One interesting provision of Question 4 explicitly permits “giving away or otherwise transferring without remuneration up to 1 ounce of marijuana, except that not more than 5 grams of marijuana may be in the form of marijuana concentrate, to a person 21 years of age or older, as long as the transfer is not advertised or promoted to the public.” In other words, while selling marijuana outside the licensing scheme will still be a crime, sharing or giving marijuana away for free will not. That is a significant change in the law because the Supreme Judicial Court held in the 2012 case of Commonwealth v. Keefner that the felony offense of distributing marijuana applied even to non-criminal amounts of marijuana and even when no money changed hands, although it later clarified that sharing marijuana socially does not qualify as “distribution.” Whereas prosecutors commonly charge individuals with possession of marijuana with intent to distribute based on the amount of marijuana in their possession, how it is packaged, and other factors, it may now become a defense to such a charge that the defendant intended to give the marijuana away rather than sell it.

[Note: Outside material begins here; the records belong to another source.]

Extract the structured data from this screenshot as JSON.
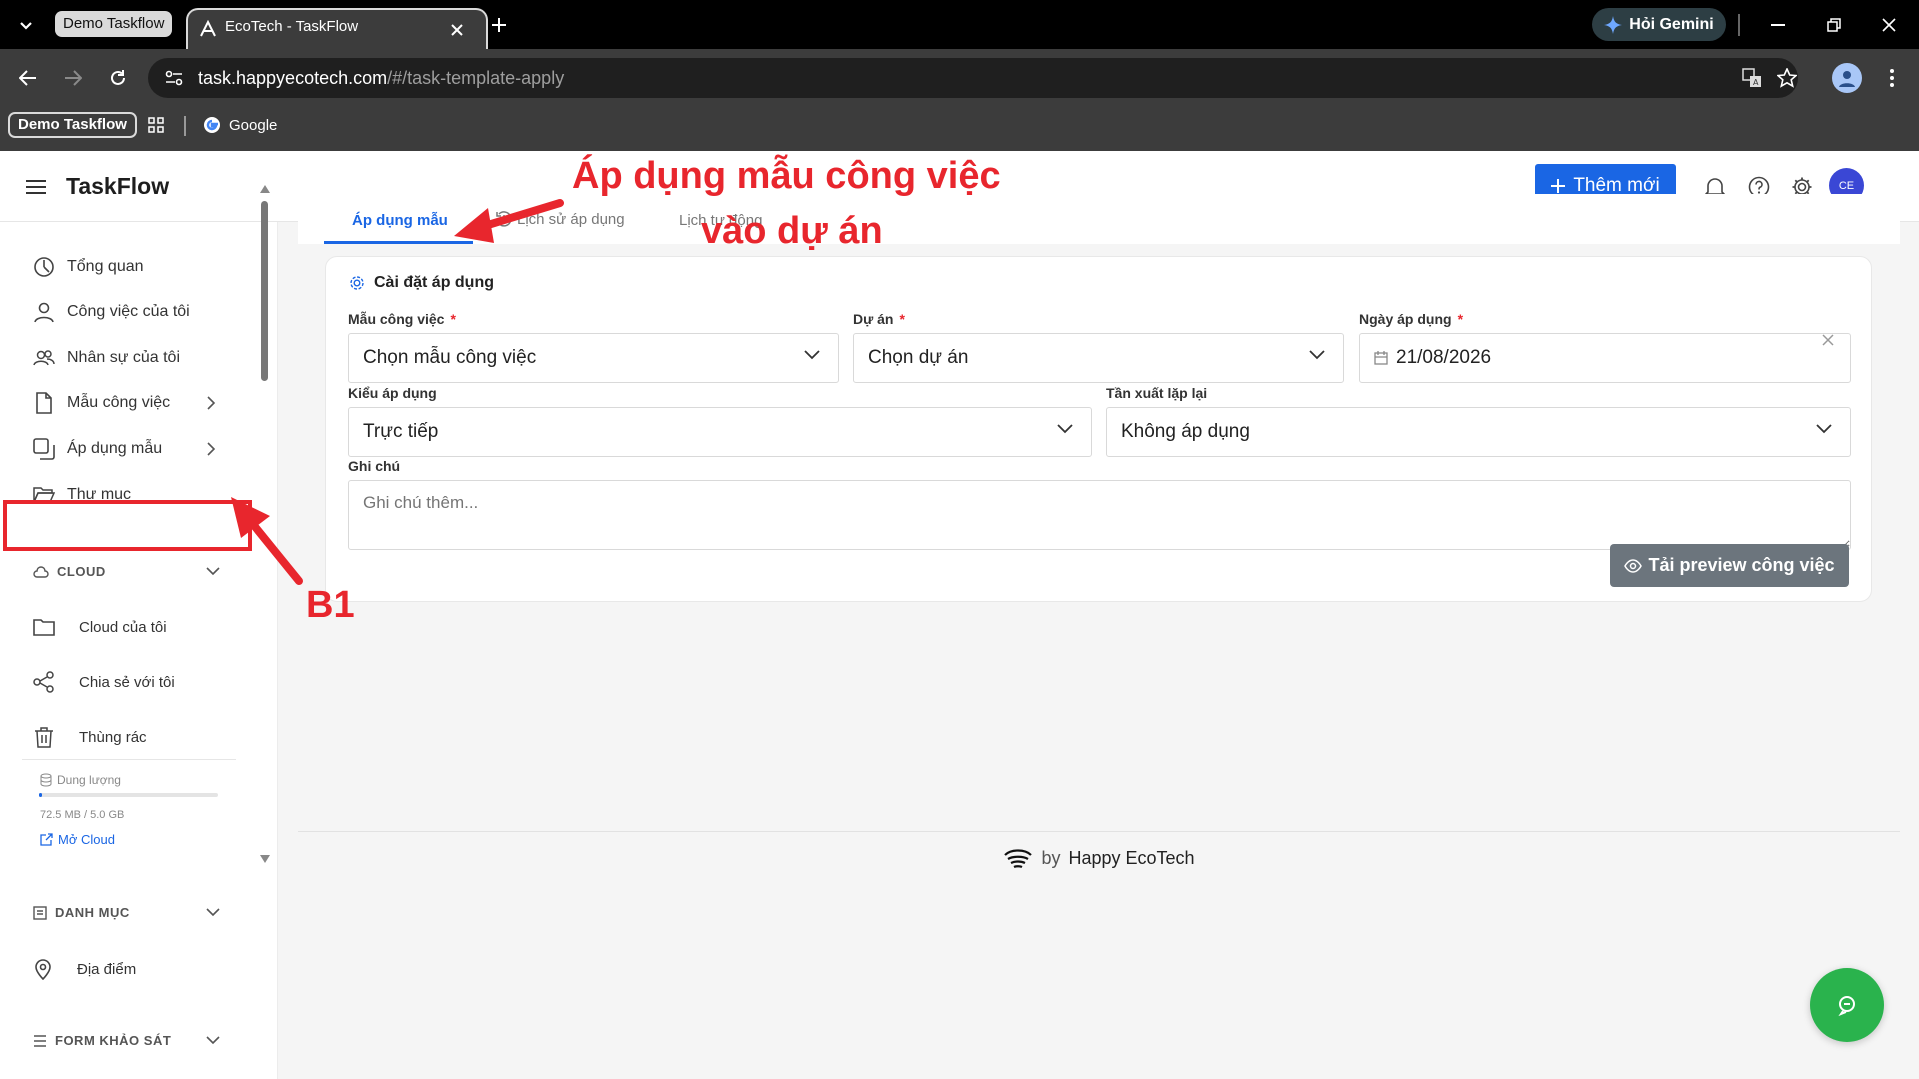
{
  "browser": {
    "tab_group_label": "Demo Taskflow",
    "tab_title": "EcoTech - TaskFlow",
    "gemini_label": "Hỏi Gemini",
    "url_host": "task.happyecotech.com",
    "url_path": "/#/task-template-apply",
    "bookmarks": [
      {
        "label": "Demo Taskflow"
      },
      {
        "label": "Google"
      }
    ]
  },
  "header": {
    "brand": "TaskFlow",
    "add_button": "Thêm mới",
    "avatar_initials": "CE"
  },
  "sidebar": {
    "items": [
      {
        "label": "Tổng quan",
        "icon": "dashboard-icon"
      },
      {
        "label": "Công việc của tôi",
        "icon": "user-icon"
      },
      {
        "label": "Nhân sự của tôi",
        "icon": "users-icon"
      },
      {
        "label": "Mẫu công việc",
        "icon": "file-icon"
      },
      {
        "label": "Áp dụng mẫu",
        "icon": "copy-icon"
      },
      {
        "label": "Thư mục",
        "icon": "folder-open-icon"
      }
    ],
    "cloud": {
      "section": "CLOUD",
      "items": [
        {
          "label": "Cloud của tôi"
        },
        {
          "label": "Chia sẻ với tôi"
        },
        {
          "label": "Thùng rác"
        }
      ],
      "storage_label": "Dung lượng",
      "storage_text": "72.5 MB / 5.0 GB",
      "storage_fraction": 0.015,
      "open_cloud": "Mở Cloud"
    },
    "catalog": {
      "section": "DANH MỤC",
      "items": [
        {
          "label": "Địa điểm"
        }
      ]
    },
    "survey": {
      "section": "FORM KHẢO SÁT"
    }
  },
  "content": {
    "tabs": [
      {
        "label": "Áp dụng mẫu",
        "active": true
      },
      {
        "label": "Lịch sử áp dụng",
        "active": false
      },
      {
        "label": "Lịch tự động",
        "active": false
      }
    ],
    "card_title": "Cài đặt áp dụng",
    "fields": {
      "template": {
        "label": "Mẫu công việc",
        "value": "Chọn mẫu công việc"
      },
      "project": {
        "label": "Dự án",
        "value": "Chọn dự án"
      },
      "date": {
        "label": "Ngày áp dụng",
        "value": "21/08/2026"
      },
      "apply_type": {
        "label": "Kiểu áp dụng",
        "value": "Trực tiếp"
      },
      "repeat": {
        "label": "Tần xuất lặp lại",
        "value": "Không áp dụng"
      },
      "note": {
        "label": "Ghi chú",
        "placeholder": "Ghi chú thêm..."
      }
    },
    "preview_button": "Tải preview công việc"
  },
  "footer": {
    "by": "by",
    "company": "Happy EcoTech"
  },
  "annotations": {
    "title_line1": "Áp dụng mẫu công việc",
    "title_line2": "vào dự án",
    "step": "B1"
  },
  "colors": {
    "primary": "#1a66e4",
    "annotation": "#e8262d",
    "fab": "#2ab34d",
    "preview_button": "#6c757d"
  }
}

Question 4 is complex and much remains to be decided by state agencies, the courts, and perhaps legislators (who, while accepting the voters’ will, have suggested that they may try to “improve” or tweak the details), but the implications for marijuana use and prosecutions will likely be far-reaching. Of course, one major unknown will be the new Federal Administration’s policy towards recreational marijuana use. The Obama Administration has largely watched warily in states like Colorado and Washington, but the addition of several new states like Massachusetts and especially California, coupled with the change in power in the White House, leaves a lot of uncertainty as to whether Federal authorities will fire up more active enforcement of Federal criminal drug laws in states that have legalized marijuana.